Одна из величайших тайн познания, вероятнее всего, величайшая – это загдка удивительной связи мира материи с миром математики. Мир математики гораздо более обширен, чем мир материи. Перестановки математических символов могут исходить из совершенно фиктивных основ (аксиом). Часто, и все чаще, от них как раз и исходят. Как в случае неэвклидовых геометрий – которые, сотворенные игрой знаками математики фикции, потом оказались истинным языком теории относительности. Который наиболее реалистически описывает нам вселенную.

Философы науки говорят о Загадке Рациональности. Практики науки ссылаются на критерий красоты. Эта вот рациональность и представляет собой эффективность операций со знаками: переставляя знаки местами, мы легче манипулируем действительностью, как будто бы действительность и была написана этими знаками. Эта красота – красота каллиграфии действительности.

А кто писал?

Большинство физиков согласится с тем, что Вселенная не нуждалась в пишущем, чтобы быть написанной.

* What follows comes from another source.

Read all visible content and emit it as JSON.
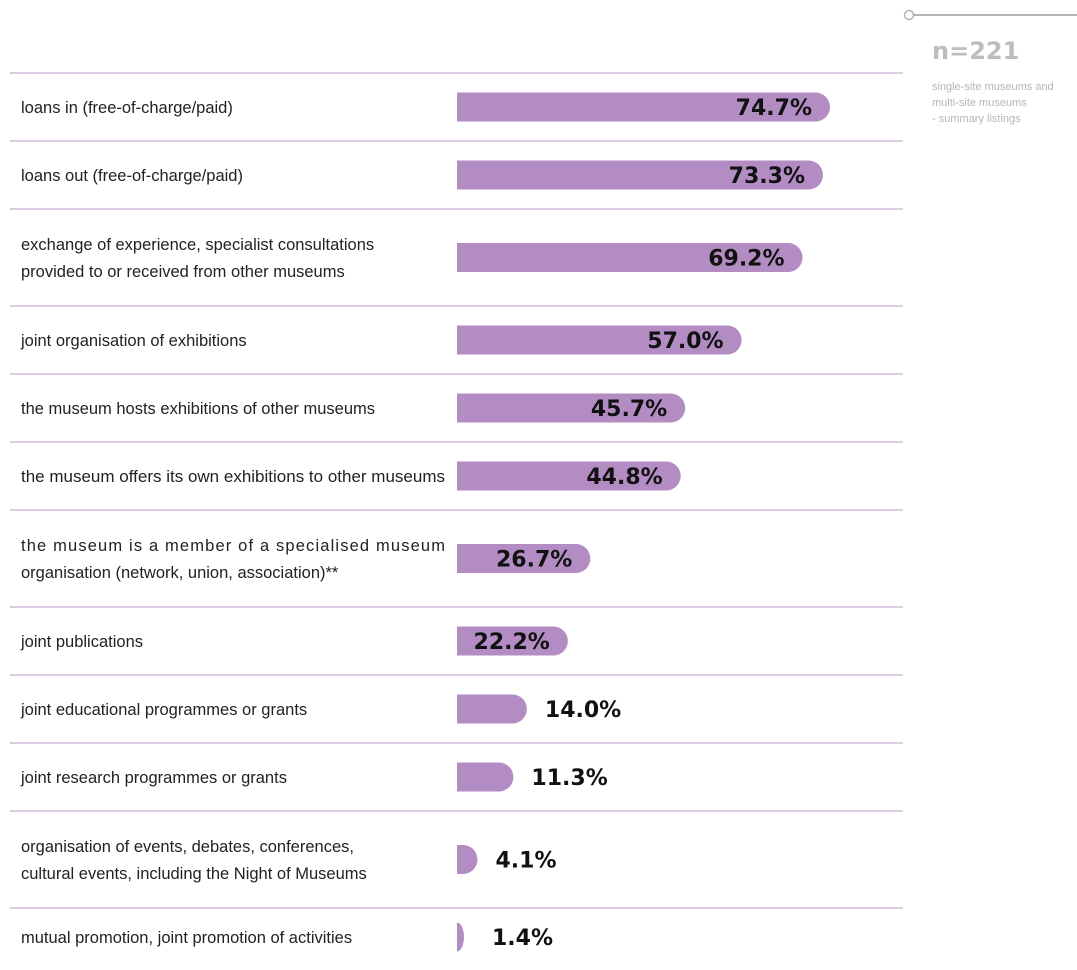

Давайте представим письменность, в которой всякий избыток значений, порожденный из нового сопоставления знаков – "сотрясение!" – открывает новый образчик мира материи: закон природы.


Поэты третьего рода еще компонуют этики и эстетики.

Но когда играешь всеми давними и возможными образцами "красоты" и "добра", ты не играешь в добро, не играешь в красоту. Во что же играешь?

Я гляжу на игровую доску культуры человека и перемещаю мотивы, разновидности, чувства, миры. Не зная – зачем.


Имя "Кийоко" может быть написано, соединяя друг с другом символ "дитя, ребенок", 子 – и символ "чистота", 清; "святость", 聖; "пора света", 季世; "точность", 精; "сердце", 心; "радость поколения", 喜代, или же "надежда мира", 希世.


НЕБОЛЬШОЙ СЛОВАРИК

Все термины взяты из японского языка, разве что указано иначе.


аджирогаса (ajirogasa)

Разновидность традиционного японского головного убора (kasa), как правило, выполненная из бамбука.


акари сёдзи (akari shōji)

Легкая, прозрачная версия бумажной панели, применяемой в японских домах в качестве стенок, раздвижных дверей, ширм.


боккен (bokken)

Дословно: "деревянный меч". Изготовленный из дерева (не из бамбука) простой меч для тренировок.

Перед контактом с европейцами в Японии применялось название "bokutō".


бунмей кайка (bunmei kaika)

"Цивилизация и Просвещение". Девиз, установка и политика, определяющая 70-е годв XIX века в Японии, когда после объявления императорских эдиктов, приказывающих отбросить традиционные обычаи и обратиться к прогрессу, отождествляемому с Западом, воцарилась горячка "цивилизации Японии", прогрессивности" и вестернизации.


быобу (byōbu)

Разновидность ширмы, как правило, сложенной из множества панелей вдоль вертикальных краев. Очень часто покрывается рисунками или каллиграфическими надписями. Ранее изготовлялись из шелка, затем – из бумаги.